Janemurray 9 years ago
Edited by MarkWilkin 9 years ago
Question from Beinghere: Lost my mum yesterday. She was diagnosed with lung cancer in feb. 4 weeks ago. We were all with her during her final breaths. Felt prepared but it's her final few breaths I just can't forget. I remember every detail. Her what I thought was her last then when I held her face anotger short and quick breath. I just want to know she's safe and ok. That's all. Have lots of family support from my fiancée's family. My brother too. He's dealing with all the legal stuff. My little boy seems to be ok. I feel so weak and scared how I should feel and the future. I promised my mum is never give up and I won't. I just want to know she's ok. How do I know? When will I know she is ok? Aw mum I love you so much
Hello I can feel your pain coming through in your words at the loss of your mum yesterday. I would imagine you are still in shock from the diagnosis and the whirlwind of the following weeks.

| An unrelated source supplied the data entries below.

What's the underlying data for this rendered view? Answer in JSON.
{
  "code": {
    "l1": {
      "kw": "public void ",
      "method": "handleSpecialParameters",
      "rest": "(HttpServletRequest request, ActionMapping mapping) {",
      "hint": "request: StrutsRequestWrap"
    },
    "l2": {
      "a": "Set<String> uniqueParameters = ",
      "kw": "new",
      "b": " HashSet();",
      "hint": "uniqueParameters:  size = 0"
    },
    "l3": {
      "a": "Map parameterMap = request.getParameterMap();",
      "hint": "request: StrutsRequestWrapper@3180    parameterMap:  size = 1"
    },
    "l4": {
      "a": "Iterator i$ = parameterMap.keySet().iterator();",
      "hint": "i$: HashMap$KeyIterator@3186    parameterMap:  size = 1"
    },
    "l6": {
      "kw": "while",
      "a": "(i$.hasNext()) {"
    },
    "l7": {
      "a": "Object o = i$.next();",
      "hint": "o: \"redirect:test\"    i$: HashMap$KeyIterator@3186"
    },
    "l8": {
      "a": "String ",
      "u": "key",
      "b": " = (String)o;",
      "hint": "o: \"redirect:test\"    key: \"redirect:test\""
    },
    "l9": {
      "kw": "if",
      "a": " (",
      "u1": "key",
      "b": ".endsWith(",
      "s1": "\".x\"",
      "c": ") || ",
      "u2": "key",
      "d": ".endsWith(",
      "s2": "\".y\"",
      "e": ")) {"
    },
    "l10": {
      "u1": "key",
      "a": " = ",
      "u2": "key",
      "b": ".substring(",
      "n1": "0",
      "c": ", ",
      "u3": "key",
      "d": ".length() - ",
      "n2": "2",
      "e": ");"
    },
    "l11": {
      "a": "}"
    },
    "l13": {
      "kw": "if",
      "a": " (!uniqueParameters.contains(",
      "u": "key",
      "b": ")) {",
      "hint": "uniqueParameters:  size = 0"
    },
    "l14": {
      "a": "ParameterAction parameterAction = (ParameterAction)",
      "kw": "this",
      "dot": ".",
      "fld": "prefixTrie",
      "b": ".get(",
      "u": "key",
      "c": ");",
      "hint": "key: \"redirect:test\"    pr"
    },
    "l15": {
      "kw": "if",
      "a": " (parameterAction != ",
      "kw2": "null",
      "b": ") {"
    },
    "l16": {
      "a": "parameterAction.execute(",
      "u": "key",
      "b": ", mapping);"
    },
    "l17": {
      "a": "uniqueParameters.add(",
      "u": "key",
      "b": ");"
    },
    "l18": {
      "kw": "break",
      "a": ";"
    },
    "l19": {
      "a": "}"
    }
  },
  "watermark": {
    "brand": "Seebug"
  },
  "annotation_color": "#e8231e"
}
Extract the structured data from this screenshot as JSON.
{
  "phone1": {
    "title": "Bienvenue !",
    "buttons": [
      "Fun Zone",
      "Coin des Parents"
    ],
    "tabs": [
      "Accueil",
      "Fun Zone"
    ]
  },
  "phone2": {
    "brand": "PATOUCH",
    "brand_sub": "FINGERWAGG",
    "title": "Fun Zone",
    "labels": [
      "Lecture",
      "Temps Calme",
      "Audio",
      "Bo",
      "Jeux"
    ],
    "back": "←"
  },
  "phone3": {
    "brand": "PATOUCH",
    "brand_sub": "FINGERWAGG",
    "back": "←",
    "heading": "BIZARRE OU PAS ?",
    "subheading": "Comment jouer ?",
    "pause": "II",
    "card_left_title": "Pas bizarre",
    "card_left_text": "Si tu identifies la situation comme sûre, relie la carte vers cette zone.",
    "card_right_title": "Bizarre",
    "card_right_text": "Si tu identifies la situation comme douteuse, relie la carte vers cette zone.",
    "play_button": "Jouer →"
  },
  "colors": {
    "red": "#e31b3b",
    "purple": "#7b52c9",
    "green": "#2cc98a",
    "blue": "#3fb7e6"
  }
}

It is natural that you are feeling so raw & vulnerable right now- you may find this feeling continues for some time to come, having better days and not so good days.
You were with her for her last moments of life, it is normal for those images to remain with you- sometimes quite vividly- for some time, it is your minds way of making sense of what happened. In time those vivid images will fade, and be replaced by images and memories of the well & happy mum.
You ask if your mum is safe & okay and of course you need to know that and feel it. What you do know is that mum is now no longer ill & suffering. She is now and always safe in your heart and your memory, you will continue to love and cherish her always.
There is no right or wrong way to feel right now- do not deny how you feel or try to hide it. It is okay to cry!
I'm please to know you have a good support network around, you might wish to consider accessing bereavement support for yourself either now or in the future, in can often be helpful to talk to some one outside of the family, to help you through the grieving process.